## Gödel’s Mistake

#### The Role of Meaning in Mathematics

This book connects Gödel’s and Turing’s theorems to differences between ordinary language and mathematics. Ordinary language allows distinctions between things, names, concepts, programs, algorithms and problems but mathematics does not. Gödel’s proof arises due to category mistakes between things, names and concepts while Turing’s proof results from a categorical confusion between programs and descriptions.

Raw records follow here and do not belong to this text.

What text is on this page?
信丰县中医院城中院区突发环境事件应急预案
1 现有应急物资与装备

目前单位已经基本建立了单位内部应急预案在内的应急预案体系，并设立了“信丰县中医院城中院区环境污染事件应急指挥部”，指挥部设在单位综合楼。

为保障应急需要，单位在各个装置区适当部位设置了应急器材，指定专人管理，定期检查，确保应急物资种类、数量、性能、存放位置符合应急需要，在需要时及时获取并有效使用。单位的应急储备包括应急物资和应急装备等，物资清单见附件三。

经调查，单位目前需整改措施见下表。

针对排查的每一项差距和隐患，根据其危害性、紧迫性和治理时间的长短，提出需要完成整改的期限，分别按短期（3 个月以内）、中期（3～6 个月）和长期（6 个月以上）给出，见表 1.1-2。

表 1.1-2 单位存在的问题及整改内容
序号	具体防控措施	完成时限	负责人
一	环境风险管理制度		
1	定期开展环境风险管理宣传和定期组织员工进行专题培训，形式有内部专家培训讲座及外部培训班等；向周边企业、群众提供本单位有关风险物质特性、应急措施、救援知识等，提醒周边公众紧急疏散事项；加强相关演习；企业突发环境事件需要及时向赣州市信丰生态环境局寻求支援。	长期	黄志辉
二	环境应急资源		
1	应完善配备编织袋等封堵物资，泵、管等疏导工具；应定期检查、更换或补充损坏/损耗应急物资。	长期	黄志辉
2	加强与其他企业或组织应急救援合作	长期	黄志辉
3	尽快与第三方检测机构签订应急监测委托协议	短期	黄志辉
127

If mathematics and computing could distinguish between things, names, concepts, programs, algorithms and problems, paradoxes in logic, mathematics and computing will not exist. To make mathematics consistent and complete, there is need to redefine mathematics as a description of symbols rather than objects. Symbols are things too, although things are not symbols. A symbol – by definition – has contextual and intentional properties while objects only have possessed properties. The shift from objects to symbols therefore inducts the distinction between names, concepts and things.

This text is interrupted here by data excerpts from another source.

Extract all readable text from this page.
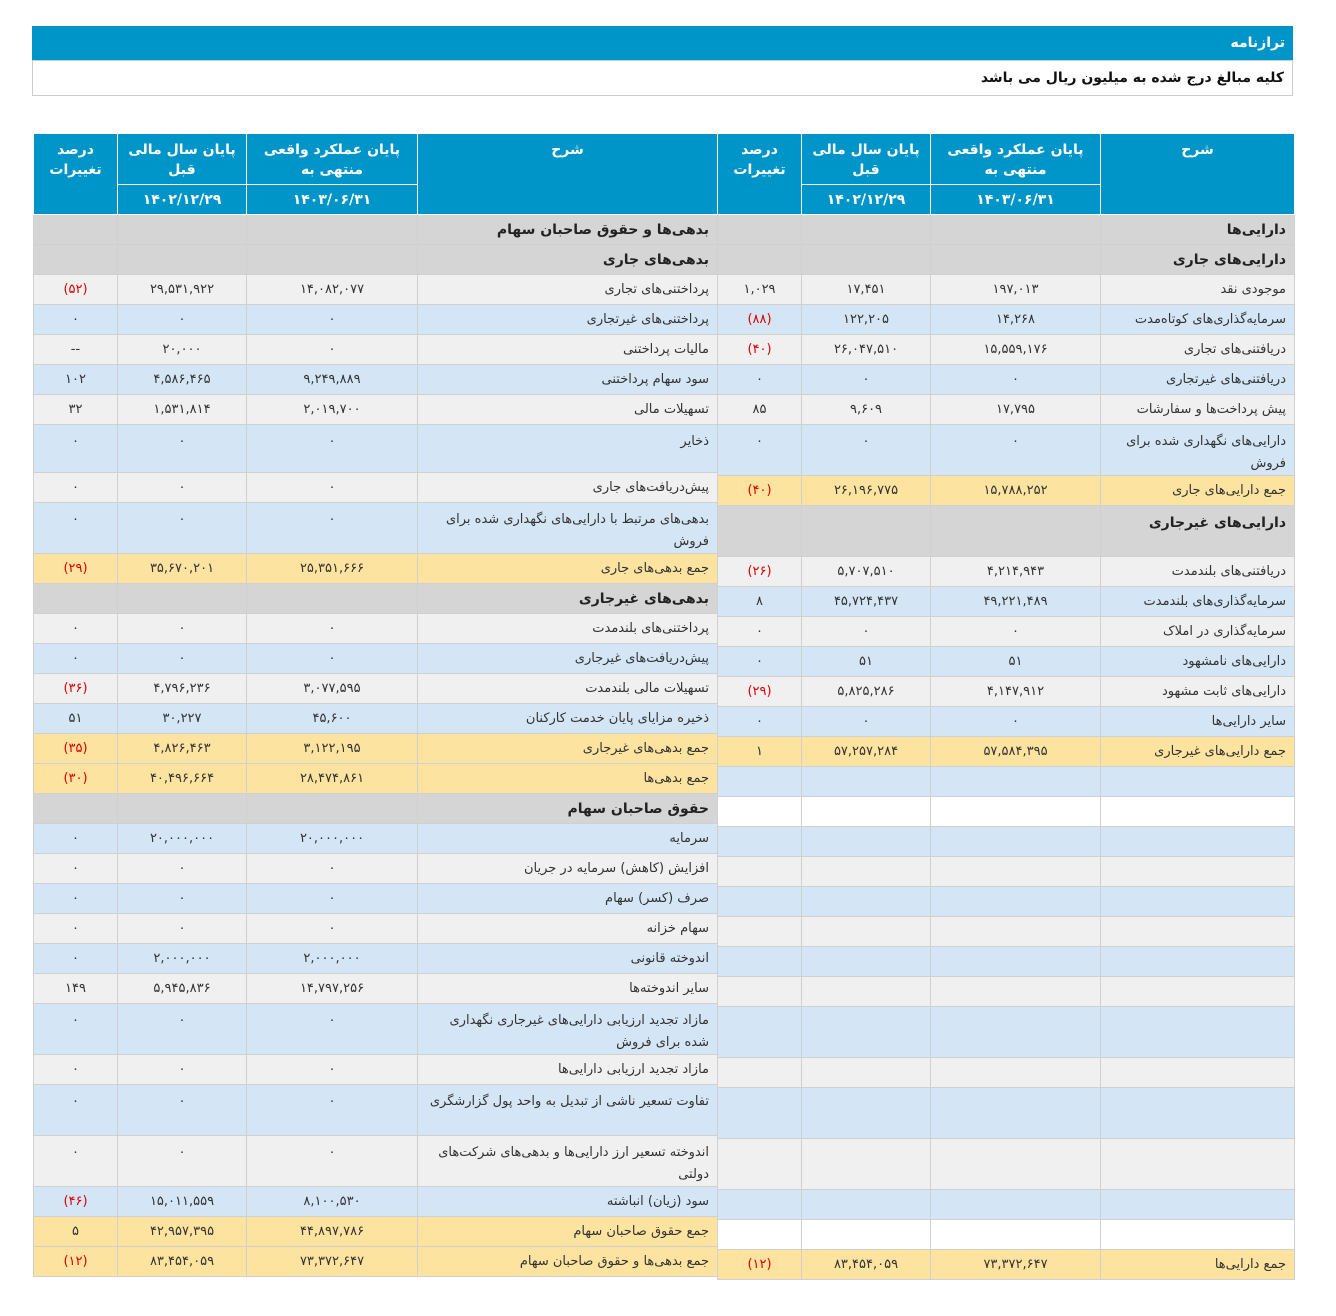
ترازنامه
کلیه مبالغ درج شده به میلیون ریال می باشد
شرح	پایان عملکرد واقعی منتهی به	پایان سال مالی قبل	درصد تغییرات
	۱۴۰۳/۰۶/۳۱	۱۴۰۲/۱۲/۲۹	
دارایی‌ها			
دارایی‌های جاری			
موجودی نقد	۱۹۷,۰۱۳	۱۷,۴۵۱	۱,۰۲۹
سرمایه‌گذاری‌های کوتاه‌مدت	۱۴,۲۶۸	۱۲۲,۲۰۵	(۸۸)
دریافتنی‌های تجاری	۱۵,۵۵۹,۱۷۶	۲۶,۰۴۷,۵۱۰	(۴۰)
دریافتنی‌های غیرتجاری	۰	۰	۰
پیش پرداخت‌ها و سفارشات	۱۷,۷۹۵	۹,۶۰۹	۸۵
دارایی‌های نگهداری شده برای فروش	۰	۰	۰
جمع دارایی‌های جاری	۱۵,۷۸۸,۲۵۲	۲۶,۱۹۶,۷۷۵	(۴۰)
دارایی‌های غیرجاری			
دریافتنی‌های بلندمدت	۴,۲۱۴,۹۴۳	۵,۷۰۷,۵۱۰	(۲۶)
سرمایه‌گذاری‌های بلندمدت	۴۹,۲۲۱,۴۸۹	۴۵,۷۲۴,۴۳۷	۸
سرمایه‌گذاری در املاک	۰	۰	۰
دارایی‌های نامشهود	۵۱	۵۱	۰
دارایی‌های ثابت مشهود	۴,۱۴۷,۹۱۲	۵,۸۲۵,۲۸۶	(۲۹)
سایر دارایی‌ها	۰	۰	۰
جمع دارایی‌های غیرجاری	۵۷,۵۸۴,۳۹۵	۵۷,۲۵۷,۲۸۴	۱

جمع دارایی‌ها	۷۳,۳۷۲,۶۴۷	۸۳,۴۵۴,۰۵۹	(۱۲)
شرح	پایان عملکرد واقعی منتهی به	پایان سال مالی قبل	درصد تغییرات
	۱۴۰۳/۰۶/۳۱	۱۴۰۲/۱۲/۲۹	
بدهی‌ها و حقوق صاحبان سهام			
بدهی‌های جاری			
پرداختنی‌های تجاری	۱۴,۰۸۲,۰۷۷	۲۹,۵۳۱,۹۲۲	(۵۲)
پرداختنی‌های غیرتجاری	۰	۰	۰
مالیات پرداختنی	۰	۲۰,۰۰۰	--
سود سهام پرداختنی	۹,۲۴۹,۸۸۹	۴,۵۸۶,۴۶۵	۱۰۲
تسهیلات مالی	۲,۰۱۹,۷۰۰	۱,۵۳۱,۸۱۴	۳۲
ذخایر	۰	۰	۰
پیش‌دریافت‌های جاری	۰	۰	۰
بدهی‌های مرتبط با دارایی‌های نگهداری شده برای فروش	۰	۰	۰
جمع بدهی‌های جاری	۲۵,۳۵۱,۶۶۶	۳۵,۶۷۰,۲۰۱	(۲۹)
بدهی‌های غیرجاری			
پرداختنی‌های بلندمدت	۰	۰	۰
پیش‌دریافت‌های غیرجاری	۰	۰	۰
تسهیلات مالی بلندمدت	۳,۰۷۷,۵۹۵	۴,۷۹۶,۲۳۶	(۳۶)
ذخیره مزایای پایان خدمت کارکنان	۴۵,۶۰۰	۳۰,۲۲۷	۵۱
جمع بدهی‌های غیرجاری	۳,۱۲۲,۱۹۵	۴,۸۲۶,۴۶۳	(۳۵)
جمع بدهی‌ها	۲۸,۴۷۴,۸۶۱	۴۰,۴۹۶,۶۶۴	(۳۰)
حقوق صاحبان سهام			
سرمایه	۲۰,۰۰۰,۰۰۰	۲۰,۰۰۰,۰۰۰	۰
افزایش (کاهش) سرمایه در جریان	۰	۰	۰
صرف (کسر) سهام	۰	۰	۰
سهام خزانه	۰	۰	۰
اندوخته قانونی	۲,۰۰۰,۰۰۰	۲,۰۰۰,۰۰۰	۰
سایر اندوخته‌ها	۱۴,۷۹۷,۲۵۶	۵,۹۴۵,۸۳۶	۱۴۹
مازاد تجدید ارزیابی دارایی‌های غیرجاری نگهداری شده برای فروش	۰	۰	۰
مازاد تجدید ارزیابی دارایی‌ها	۰	۰	۰
تفاوت تسعیر ناشی از تبدیل به واحد پول گزارشگری	۰	۰	۰
اندوخته تسعیر ارز دارایی‌ها و بدهی‌های شرکت‌های دولتی	۰	۰	۰
سود (زیان) انباشته	۸,۱۰۰,۵۳۰	۱۵,۰۱۱,۵۵۹	(۴۶)
جمع حقوق صاحبان سهام	۴۴,۸۹۷,۷۸۶	۴۲,۹۵۷,۳۹۵	۵
جمع بدهی‌ها و حقوق صاحبان سهام	۷۳,۳۷۲,۶۴۷	۸۳,۴۵۴,۰۵۹	(۱۲)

In this process, many common mathematical constructs such as numbers, sets, logic and space-time undergo a radical revision. Space and time, for instance, have to be treated as domains of symbols with contextual and intentional properties rather than as containers of objects. Numbers, similarly, have to be redefined as representations of meanings (or *types*) rather than quantities. Logic needs to institute a distinction between proof and truth. And, set theory needs to define collections in manner that is logically prior to (and independent) of the objects. The book discusses revisions to logic, set theory, space-time and number theory required to build a consistent and complete mathematics.

The relation between the necessity of types and the role that consciousness plays in nature is discussed. The book argues that the types used in distinguishing, ordering and relating are properties of consciousness. Paradoxes in mathematics can be seen as stepping stones towards a new type-based foundation in mathematics, which reflects the observer’s type-perception capabilities in a formal language.